Ainsi, la prononciation imparfaite trahit-elle la non-conformité qui rend impossible la relation. A ce titre le schibboleth peut devenir un terrible « lieu » de danger, de tension entre le singulier et le collectif ou l’universel, la vie et la mort, une inépuisable jonction-disjonction verbale.

Est-ce à dire que l’homme dans une minorité doive se cacher pour être accepté, ou alors s’en aller ailleurs ? Ou encore, renoncer à une parcelle de son identité pour être reçu dans un autre groupe humain ? D’autres, à travers les peuples et les contrées, l’ont compris au fil de l’histoire, qui composèrent avec la réalité des solutions d’existence négociées, pour justement que leur descendance soit assurée de se poursuivre, et que d’autres puissent en témoigner. Ils ne se rendirent pas coupables de trahison aux origines ni à leurs transmissions pour autant. Entre l’attente d’égalité, et d’autre part l’injonction de fidélité inhérente à toute appartenance, qu’elle soit mémoire, généalogie, exils, il y a en effet un double tranchant dans schibboleth, qui est à la fois comme le dit Paul Celan, un « barbelé » et une « circoncision ».

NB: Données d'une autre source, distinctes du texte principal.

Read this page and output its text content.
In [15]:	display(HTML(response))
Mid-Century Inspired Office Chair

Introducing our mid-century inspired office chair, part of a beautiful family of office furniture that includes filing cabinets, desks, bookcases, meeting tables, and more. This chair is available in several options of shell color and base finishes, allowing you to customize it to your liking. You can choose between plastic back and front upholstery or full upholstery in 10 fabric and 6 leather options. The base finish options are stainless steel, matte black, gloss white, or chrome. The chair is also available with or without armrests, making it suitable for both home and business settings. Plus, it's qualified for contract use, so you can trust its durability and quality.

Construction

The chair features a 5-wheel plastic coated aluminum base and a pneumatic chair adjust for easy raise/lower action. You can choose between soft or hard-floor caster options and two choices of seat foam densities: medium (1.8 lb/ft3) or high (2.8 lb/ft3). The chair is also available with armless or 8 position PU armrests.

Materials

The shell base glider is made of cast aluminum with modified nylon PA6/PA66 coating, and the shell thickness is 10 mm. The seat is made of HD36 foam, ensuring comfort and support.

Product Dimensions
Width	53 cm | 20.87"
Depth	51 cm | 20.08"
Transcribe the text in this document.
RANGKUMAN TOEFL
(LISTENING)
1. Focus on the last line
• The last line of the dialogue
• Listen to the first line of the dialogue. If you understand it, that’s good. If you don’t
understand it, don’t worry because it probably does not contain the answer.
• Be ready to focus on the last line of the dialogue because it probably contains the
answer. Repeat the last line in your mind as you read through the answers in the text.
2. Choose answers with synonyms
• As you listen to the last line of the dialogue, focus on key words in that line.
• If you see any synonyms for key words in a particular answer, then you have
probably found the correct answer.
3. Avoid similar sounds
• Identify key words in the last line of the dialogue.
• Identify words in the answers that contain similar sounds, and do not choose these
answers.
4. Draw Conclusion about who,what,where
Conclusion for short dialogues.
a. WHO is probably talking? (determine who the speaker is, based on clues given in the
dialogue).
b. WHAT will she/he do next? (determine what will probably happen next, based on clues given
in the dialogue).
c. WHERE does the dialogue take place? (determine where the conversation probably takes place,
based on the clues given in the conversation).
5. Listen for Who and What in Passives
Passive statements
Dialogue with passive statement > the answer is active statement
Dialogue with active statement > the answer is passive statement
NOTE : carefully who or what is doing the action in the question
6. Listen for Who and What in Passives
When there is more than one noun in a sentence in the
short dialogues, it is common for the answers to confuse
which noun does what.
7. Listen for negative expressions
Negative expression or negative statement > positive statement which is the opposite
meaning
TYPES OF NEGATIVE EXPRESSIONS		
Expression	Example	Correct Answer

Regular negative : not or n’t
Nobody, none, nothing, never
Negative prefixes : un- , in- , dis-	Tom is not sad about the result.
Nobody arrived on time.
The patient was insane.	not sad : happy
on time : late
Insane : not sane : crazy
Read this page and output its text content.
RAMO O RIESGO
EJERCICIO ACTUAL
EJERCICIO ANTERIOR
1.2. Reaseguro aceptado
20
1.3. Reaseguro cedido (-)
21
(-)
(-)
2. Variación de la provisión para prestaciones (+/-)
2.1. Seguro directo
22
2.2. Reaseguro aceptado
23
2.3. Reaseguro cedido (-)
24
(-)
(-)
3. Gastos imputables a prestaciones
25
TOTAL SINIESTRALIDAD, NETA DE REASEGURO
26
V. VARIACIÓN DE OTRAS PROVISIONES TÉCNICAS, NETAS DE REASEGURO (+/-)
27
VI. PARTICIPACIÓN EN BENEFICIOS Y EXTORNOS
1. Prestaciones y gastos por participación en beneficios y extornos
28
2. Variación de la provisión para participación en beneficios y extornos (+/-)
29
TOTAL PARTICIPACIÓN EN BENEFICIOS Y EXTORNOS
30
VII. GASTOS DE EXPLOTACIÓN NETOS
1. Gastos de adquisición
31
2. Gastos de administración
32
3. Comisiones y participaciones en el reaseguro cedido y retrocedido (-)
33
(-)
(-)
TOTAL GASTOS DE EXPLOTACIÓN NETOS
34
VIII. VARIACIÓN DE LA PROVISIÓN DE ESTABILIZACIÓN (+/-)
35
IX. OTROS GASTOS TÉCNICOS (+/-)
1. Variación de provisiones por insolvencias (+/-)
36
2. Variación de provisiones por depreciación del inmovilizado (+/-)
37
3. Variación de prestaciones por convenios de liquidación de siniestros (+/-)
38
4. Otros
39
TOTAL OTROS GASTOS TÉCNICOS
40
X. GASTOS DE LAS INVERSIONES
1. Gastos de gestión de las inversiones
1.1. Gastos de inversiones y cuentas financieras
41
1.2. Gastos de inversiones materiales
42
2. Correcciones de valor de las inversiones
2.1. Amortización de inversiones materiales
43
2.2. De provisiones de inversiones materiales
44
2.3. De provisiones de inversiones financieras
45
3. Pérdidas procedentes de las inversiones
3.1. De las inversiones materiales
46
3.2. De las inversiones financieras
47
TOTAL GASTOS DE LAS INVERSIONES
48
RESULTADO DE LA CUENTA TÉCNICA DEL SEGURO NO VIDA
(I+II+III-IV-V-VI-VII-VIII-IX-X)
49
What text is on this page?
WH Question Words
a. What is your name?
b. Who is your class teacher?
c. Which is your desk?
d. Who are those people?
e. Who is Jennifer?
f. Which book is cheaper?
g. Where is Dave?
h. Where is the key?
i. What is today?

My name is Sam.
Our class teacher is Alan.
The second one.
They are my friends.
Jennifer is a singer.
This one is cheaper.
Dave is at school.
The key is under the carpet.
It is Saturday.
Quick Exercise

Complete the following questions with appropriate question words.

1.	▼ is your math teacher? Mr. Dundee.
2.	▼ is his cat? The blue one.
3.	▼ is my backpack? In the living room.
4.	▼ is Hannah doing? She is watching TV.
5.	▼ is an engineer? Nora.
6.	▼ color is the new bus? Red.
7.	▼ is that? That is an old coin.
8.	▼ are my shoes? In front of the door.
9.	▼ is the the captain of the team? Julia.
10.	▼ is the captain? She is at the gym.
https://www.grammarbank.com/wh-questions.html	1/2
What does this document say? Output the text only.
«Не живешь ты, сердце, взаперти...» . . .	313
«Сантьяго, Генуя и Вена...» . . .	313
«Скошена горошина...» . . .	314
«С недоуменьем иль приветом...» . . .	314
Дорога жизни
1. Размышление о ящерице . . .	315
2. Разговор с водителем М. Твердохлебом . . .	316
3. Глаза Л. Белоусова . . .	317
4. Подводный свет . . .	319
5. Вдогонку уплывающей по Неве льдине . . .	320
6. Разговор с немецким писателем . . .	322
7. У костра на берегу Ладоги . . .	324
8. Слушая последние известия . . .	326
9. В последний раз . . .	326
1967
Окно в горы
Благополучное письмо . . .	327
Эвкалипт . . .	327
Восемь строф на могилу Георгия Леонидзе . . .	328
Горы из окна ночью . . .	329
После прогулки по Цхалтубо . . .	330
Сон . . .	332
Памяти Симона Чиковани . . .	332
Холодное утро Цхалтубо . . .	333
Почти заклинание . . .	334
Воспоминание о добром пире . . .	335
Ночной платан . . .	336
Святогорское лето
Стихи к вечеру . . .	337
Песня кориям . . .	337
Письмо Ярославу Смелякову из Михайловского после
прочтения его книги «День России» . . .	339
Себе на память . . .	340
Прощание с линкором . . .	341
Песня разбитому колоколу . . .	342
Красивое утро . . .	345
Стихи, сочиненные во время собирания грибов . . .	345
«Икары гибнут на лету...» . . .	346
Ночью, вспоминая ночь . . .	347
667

Lorsque son devenir est au prix d’un chuintement, s’il l’accepte, il pourra espérer faire avec l’autre un « nous » plus riche, en deçà et au-delà des frontières de l’énonciation en particulier, et du langage en général. Une circoncision symbolique, une alliance par la parole.

Paule Pérez

[1] Jacques Derrida, Schibboleth, pour Paul Celan, Galilée, 1986.